Wer heute als Immobilienmakler auf dem Markt bestehen möchte, eignet sich durch eine marktspezifische Ausbildung die entsprechende Expertise an. An einen seriösen Immobilienmakler von heute werden hohe Erwartungen gestellt. Die Konkurrenz ist groß. Deshalb steigt die Nachfrage nach einer fundierten Ausbildung stetig an. Fachliche Qualifikationen zwingen nicht nur Immobilienmakler dazu, sich auf immobilienspezifische Themen zu fokussieren. Unter diesen Optionen für eine Professionalisierung ist ein Studium des Immobilienmanagements jedoch nur eine Option. Zusätzlich können Immobilienmakler eine Ausbildung zum Immobilienwirt oder Immobilienkaufmann absolvieren. Neben der Studienrichtung Immobilienmanagement bieten Universitäten in Deutschland ebenfalls Studienrichtungen wie Immobilienökonomie oder Immobilienbetriebswirt an. Ein Studium des Bereichs Immobilienmanagement kann deutschlandweit an folgenden Bildungseinrichtungen belegt werden:

  • Hochschule Mainz: Bachelor of Engineering im Bereich Bau- und Immobilienmanagement
  • Hochschule für angewandtes Management: Bachelor of Arts im Bereich Bau- und Immobilienmanagement
  • Hochschule Mittweida: Bachelor of Engineering in den Bereichen Facilities Management und Immobilienmanagement
  • Hochschule Biberach: MBA für Internationales Immobilienmanagement in Zusammenarbeit mit Wüest + Partner, der London South Bank University und Akademie der Hochschule Biberach
  • Hochschule Rhein-Main: Bachelor of Engineering im Bereich Immobilienmanagement
  • NBS Northern Business School – Hochschule für Management und Sicherheit: Bachelor of Arts in Betriebswirtschaftslehre mit Kompetenzbereich Immobilienmanagement
  • Bauhaus-Universität Weimar: Bachelor bzw. Master Management für Bau, Immobilien und Infrastruktur
  • bbw Hochschule Berlin: Bachelor für Immobilienmanagement
  • Universität Regensburg: Bachelor bzw. Master für Immobilienmanagement (in Studiendisziplin Immobilienwirtschaft)

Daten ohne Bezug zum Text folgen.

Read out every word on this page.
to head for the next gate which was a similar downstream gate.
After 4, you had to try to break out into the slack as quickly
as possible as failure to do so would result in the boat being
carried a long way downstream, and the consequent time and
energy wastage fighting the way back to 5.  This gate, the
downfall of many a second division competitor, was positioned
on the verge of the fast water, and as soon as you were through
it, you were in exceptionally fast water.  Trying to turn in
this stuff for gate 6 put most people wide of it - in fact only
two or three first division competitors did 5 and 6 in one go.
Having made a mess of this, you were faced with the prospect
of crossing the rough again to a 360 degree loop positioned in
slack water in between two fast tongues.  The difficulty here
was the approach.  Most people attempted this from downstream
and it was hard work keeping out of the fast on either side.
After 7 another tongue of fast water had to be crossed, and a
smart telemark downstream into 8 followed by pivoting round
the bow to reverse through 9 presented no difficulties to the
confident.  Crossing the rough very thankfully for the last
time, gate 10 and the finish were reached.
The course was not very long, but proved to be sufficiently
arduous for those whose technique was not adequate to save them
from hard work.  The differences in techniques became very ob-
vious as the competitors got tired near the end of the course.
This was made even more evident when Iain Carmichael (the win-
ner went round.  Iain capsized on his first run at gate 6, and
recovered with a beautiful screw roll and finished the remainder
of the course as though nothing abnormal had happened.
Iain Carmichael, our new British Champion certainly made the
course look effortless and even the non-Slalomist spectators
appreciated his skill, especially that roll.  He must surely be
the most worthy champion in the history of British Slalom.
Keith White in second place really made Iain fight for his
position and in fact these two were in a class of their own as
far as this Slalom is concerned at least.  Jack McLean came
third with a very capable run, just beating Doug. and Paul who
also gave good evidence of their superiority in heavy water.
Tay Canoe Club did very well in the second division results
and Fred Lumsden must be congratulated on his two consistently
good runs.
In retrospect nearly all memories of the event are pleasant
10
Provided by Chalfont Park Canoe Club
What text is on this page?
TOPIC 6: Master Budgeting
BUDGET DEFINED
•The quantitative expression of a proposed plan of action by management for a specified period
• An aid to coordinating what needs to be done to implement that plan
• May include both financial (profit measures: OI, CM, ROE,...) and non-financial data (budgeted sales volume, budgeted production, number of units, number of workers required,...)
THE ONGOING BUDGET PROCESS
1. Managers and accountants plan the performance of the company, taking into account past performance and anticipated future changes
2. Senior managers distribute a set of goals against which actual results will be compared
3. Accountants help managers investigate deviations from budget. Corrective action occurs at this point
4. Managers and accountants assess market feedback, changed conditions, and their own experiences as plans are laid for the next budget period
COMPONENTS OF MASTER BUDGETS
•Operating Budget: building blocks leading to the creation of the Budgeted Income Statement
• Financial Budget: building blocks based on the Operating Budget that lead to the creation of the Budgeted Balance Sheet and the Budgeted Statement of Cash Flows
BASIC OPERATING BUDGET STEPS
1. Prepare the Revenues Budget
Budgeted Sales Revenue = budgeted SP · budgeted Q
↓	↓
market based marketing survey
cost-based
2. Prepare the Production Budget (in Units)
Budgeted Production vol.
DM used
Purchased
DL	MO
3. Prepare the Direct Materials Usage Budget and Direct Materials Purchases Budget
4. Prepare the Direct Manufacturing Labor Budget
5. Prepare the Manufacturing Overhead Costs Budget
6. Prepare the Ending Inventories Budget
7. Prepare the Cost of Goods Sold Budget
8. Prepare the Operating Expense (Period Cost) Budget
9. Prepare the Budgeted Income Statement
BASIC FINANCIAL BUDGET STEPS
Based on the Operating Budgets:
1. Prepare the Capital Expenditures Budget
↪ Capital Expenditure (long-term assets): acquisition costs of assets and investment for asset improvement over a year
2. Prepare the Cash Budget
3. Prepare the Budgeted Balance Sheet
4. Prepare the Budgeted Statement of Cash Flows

  • EBS Universität für Wirtschaft und Recht: Master im Studiengang Real Estate
  • Hochschule Aschaffenburg: Internationales Immobilienmanagement
  • HAWK Hochschule für angewandte Wissenschaft und Kunst in Hildesheim, Holzminden und Göttingen (Fakultät Soziale Arbeit, Bauen, Management): BA Immobilienwirtschaft und Immobilienmanagement, MA Bau und Immobilienmanagement
  • Universität Leipzig: im Bachelor- und Masterstudiengang Betriebswirtschaftslehre Module für Immobilienmanagement
  • Middlesex University: Zusammenarbeit mit KMU Akademie
  • Hochschule Luzern: Bachelor of Science in Business Administration im Bereich Immobilien
  • Hochschule 21: Bau- und Immobilienmanagement als Studiengang
  • Hochschule für Wirtschaft und Umwelt Nürtingen-Geislingen (Fakultät Wirtschaft und Recht): BA Immobilienwirtschaft und MA Immobilienmanagement

Hauptsächlich wird das Immobilienmanagement-Studium von privaten Institutionen und Fachhochschulen offeriert. Diese Einrichtungen richten ihr Hauptaugenmerk nicht auf den wissenschaftlichen, sondern praktischen Bereich. Zumeisten arbeiten Dozenten dieser Bildungseinrichtungen mit Branchenvertretern der Immobilienindustrie zusammen, die Vorträge halten, einzelne Bildungsmodule begleiten oder Praktikanten suchen. Diese Kooperation bietet angehenden Immobilienmaklern oder Immobilienmanagern die Möglichkeit, unmittelbar im Anschluss an die Hochschulausbildung praktische Erfahrungen zu sammeln.